El tribunal laboral, celebrado en el este de Londres, escuchó que Perkins había trabajado para el fideicomiso desde 2017.
El 25 de agosto de 2022, respondió a una llamada de otro paramédico superior y encontró a una paciente en una propiedad “con una cuerda alrededor del cuello”.
La liberaron y la llevaron a la ambulancia, que fue conducida al Hospital Broomfield en Essex por el otro paramédico mientras el Sr. Perkins hablaba con el paciente en la parte trasera de la ambulancia.
Ivan Perkins, un técnico en emergencias médicas (EMT), le dijo al paciente vulnerable que “se comunicara con él” en las redes sociales y le dio su número, según escuchó un tribunal.
Le dijo al paciente que era “un preparador físico cualificado y que había superado su depresión mediante el ejercicio y la lectura”.
“(El señor Perkins) dijo que le dijo que podía ‘contactarse’ con él en las redes sociales, donde se le conoce como ‘Kai Perfect’, dijo el tribunal en una sentencia.
Dijo que “de mala gana” le dio su número “cuando ella lo pidió” y le dijo “que sólo usara el número si sentía que nadie estaba escuchando y como alternativa a autolesionarse”.
Ella le envió un mensaje de texto al día siguiente para agradecerle y disculparse por ser una “paciente molesta”, y él le dijo que le enviara un mensaje de texto “si tenía problemas para dormir”.
Esa noche ella “rechazó una invitación de ‘compañía'” hecha por el Sr. Perkins.
El tribunal conoció que entre el 26 y 27 de agosto se refirió a la paciente como “cariño” y le envió mensajes diciendo “Hola bella dama” y “Hola bella durmiente”, finalizando los mensajes con una serie de X.
Ella le dijo el 27 de agosto que estaba “tratando de ignorar los pensamientos de sobredosis”, a lo que él respondió pidiéndole su dirección para poder “dejarle algo”.
La convenció para que fuera a verlo en lugar de alertar a los paramédicos o aconsejarle a la mujer que fuera al hospital.
Ella le dijo que se dirigía a un puente, donde él la encontró y “le impidió físicamente subir al puente”.
El señor Perkins dijo que llamaría a una ambulancia en ese momento, pero ella le pidió que no lo hiciera porque no quería perder su trabajo.
La llevó a una gasolinera, donde les compró bebidas y un ramo de flores para animarla, antes de finalmente dejarla en un aparcamiento.
Solo unos meses después, en octubre de 2022, otro equipo de ambulancia trató a la misma paciente por suicidio y se enteró de su relación con el Sr. Perkins.
Ella le dijo a un miembro de la tripulación que “un miembro del personal la había preparado en agosto y la había invitado a salir”.
Esto se informó y el Sr. Perkins hizo una declaración el mes siguiente sobre la interacción en la que “omitió detalles como comprarle flores o que ella intentara besarlo cuando la acompañaba a su auto”.
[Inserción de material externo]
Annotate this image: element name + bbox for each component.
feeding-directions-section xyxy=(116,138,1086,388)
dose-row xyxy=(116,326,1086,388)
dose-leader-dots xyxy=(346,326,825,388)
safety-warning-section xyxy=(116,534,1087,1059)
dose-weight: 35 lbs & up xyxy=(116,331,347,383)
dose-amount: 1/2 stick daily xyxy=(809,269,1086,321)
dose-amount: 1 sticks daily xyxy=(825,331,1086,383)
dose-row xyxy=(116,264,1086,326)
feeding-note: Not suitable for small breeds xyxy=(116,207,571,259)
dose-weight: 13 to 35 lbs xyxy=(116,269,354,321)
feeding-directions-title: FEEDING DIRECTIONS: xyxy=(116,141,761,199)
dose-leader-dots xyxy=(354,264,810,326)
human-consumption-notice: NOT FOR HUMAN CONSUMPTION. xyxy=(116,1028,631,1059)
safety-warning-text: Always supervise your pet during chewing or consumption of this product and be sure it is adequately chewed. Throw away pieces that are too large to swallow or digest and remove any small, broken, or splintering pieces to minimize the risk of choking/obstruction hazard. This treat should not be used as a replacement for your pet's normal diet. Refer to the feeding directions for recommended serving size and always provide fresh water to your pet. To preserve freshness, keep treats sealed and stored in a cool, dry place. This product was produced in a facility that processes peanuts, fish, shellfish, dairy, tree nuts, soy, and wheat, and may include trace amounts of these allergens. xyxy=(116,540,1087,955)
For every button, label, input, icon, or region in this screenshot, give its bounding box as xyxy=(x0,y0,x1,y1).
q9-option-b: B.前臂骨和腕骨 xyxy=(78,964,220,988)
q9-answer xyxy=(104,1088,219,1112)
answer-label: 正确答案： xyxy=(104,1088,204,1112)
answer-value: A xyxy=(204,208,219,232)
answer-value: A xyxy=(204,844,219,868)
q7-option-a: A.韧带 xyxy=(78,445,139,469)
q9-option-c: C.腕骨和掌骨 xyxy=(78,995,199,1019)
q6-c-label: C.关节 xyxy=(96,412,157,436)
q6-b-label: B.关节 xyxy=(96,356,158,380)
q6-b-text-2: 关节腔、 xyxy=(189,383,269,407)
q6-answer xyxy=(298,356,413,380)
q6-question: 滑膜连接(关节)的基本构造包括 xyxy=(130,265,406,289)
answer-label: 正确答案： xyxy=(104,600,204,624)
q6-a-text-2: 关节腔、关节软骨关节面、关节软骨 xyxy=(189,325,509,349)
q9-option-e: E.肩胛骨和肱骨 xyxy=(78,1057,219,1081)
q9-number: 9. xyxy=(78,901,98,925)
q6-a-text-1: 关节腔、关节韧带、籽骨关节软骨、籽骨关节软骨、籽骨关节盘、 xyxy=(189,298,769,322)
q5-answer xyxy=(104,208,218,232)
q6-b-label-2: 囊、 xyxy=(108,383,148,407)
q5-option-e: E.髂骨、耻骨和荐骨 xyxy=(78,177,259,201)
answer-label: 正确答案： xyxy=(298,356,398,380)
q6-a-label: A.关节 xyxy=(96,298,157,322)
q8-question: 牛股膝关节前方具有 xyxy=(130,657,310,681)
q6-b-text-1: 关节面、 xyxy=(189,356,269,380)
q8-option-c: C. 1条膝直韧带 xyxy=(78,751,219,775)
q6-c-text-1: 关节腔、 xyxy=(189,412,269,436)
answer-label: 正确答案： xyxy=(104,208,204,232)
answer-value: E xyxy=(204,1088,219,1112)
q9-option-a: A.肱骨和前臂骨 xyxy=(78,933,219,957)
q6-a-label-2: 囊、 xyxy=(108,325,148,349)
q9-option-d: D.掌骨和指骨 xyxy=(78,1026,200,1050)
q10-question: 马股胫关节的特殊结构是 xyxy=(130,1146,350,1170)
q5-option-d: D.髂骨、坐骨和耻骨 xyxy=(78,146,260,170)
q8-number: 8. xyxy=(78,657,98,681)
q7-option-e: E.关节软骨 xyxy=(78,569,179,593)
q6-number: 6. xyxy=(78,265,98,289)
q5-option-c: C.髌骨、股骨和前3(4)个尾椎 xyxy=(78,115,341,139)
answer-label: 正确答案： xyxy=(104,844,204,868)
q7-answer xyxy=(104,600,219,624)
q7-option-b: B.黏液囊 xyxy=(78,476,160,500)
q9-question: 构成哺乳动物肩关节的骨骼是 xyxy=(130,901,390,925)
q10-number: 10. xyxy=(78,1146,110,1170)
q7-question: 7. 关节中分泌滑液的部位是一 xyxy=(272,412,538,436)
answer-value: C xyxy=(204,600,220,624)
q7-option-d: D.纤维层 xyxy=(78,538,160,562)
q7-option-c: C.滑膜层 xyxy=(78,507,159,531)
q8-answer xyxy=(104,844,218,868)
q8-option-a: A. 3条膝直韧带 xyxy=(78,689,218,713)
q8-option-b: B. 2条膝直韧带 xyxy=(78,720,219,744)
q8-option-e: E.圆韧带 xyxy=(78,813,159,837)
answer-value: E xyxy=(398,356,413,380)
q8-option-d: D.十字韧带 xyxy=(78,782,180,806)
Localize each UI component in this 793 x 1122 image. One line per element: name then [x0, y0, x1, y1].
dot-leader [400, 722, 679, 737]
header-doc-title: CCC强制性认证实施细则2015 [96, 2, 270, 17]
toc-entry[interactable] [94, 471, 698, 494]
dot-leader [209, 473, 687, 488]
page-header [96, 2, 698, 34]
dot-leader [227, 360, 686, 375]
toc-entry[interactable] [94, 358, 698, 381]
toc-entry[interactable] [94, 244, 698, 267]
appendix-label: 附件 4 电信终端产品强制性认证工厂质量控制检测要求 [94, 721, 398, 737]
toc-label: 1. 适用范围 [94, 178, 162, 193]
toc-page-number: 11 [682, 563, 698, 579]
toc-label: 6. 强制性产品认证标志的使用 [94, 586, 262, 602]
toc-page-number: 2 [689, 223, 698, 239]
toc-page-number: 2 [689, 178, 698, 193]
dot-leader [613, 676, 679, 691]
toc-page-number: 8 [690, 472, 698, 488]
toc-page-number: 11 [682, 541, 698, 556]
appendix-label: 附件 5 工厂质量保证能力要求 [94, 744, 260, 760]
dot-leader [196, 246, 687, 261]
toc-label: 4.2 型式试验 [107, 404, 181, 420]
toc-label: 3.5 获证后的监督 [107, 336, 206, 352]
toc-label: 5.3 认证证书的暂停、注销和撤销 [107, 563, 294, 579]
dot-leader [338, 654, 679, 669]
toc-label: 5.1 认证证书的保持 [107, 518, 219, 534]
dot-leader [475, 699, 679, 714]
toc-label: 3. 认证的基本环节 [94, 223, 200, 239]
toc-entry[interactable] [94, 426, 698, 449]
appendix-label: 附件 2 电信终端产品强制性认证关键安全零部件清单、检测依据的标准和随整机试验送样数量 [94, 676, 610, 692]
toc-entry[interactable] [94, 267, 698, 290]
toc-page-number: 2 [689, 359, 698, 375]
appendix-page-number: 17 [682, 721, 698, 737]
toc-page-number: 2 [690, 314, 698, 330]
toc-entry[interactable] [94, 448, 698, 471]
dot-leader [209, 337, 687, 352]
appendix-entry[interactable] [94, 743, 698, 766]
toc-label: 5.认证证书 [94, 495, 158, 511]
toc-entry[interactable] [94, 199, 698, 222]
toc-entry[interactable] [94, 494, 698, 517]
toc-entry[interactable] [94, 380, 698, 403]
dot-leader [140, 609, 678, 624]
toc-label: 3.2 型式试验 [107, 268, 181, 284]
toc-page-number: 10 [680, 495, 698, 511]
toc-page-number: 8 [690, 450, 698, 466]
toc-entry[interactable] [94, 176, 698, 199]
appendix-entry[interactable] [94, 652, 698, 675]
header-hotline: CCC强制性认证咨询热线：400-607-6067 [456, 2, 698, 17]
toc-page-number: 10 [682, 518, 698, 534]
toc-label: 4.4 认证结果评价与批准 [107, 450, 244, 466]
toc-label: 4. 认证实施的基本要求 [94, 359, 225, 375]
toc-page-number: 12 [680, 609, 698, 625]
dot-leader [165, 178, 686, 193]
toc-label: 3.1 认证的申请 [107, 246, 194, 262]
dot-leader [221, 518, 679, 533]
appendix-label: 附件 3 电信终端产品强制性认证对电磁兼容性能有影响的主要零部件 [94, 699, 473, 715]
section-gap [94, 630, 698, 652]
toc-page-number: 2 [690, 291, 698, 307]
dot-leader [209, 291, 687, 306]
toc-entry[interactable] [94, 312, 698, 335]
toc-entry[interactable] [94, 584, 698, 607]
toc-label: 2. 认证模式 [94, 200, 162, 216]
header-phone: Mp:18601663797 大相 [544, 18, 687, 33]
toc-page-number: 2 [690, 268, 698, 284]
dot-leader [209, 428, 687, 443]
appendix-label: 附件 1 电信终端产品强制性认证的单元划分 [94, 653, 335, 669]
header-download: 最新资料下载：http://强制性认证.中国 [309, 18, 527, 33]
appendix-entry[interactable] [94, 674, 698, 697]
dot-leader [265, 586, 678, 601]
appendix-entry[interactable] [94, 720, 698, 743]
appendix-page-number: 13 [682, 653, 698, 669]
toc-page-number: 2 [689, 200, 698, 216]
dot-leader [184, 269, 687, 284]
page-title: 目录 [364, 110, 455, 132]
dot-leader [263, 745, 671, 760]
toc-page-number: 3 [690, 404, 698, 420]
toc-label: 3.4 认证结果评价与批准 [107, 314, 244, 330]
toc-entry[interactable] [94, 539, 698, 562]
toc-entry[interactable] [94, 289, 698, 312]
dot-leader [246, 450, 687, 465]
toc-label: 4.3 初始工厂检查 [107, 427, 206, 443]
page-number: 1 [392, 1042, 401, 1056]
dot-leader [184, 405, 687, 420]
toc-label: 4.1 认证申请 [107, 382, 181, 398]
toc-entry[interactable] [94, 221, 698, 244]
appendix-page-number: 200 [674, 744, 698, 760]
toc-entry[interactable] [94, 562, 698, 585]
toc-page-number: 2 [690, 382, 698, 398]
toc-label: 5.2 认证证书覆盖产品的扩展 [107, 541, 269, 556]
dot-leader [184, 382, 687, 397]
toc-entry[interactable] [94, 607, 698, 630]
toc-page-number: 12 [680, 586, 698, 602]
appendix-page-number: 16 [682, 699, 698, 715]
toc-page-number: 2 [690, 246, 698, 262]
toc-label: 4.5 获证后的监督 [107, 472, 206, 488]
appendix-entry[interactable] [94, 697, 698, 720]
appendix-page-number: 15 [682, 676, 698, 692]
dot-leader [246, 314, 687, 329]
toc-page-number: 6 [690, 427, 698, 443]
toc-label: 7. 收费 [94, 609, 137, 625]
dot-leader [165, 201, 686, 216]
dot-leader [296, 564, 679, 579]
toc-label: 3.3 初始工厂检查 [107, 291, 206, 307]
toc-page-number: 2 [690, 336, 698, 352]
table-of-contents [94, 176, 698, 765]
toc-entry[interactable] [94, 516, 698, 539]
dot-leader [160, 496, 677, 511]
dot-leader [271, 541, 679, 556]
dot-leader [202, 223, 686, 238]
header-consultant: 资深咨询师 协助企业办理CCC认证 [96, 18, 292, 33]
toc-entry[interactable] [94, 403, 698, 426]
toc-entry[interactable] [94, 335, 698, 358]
Perkins fue despedido en febrero de 2023. Apeló la decisión, pero no tuvo éxito.
El tribunal desestimó su reclamo de discriminación racial después de descubrir que la persona que informó lo que dijo el paciente no sabía quién era el Sr. Perkins y no conocía su raza.
Tras el fallo del juez, el señor Perkins dijo: “Hablé (con la paciente) como un ser humano y la dirigí (a los servicios de emergencia).
“Aquí estoy como paramédico negro, haciendo una buena acción en mi día libre y me enfrenté al peor caso: perder mi trabajo”.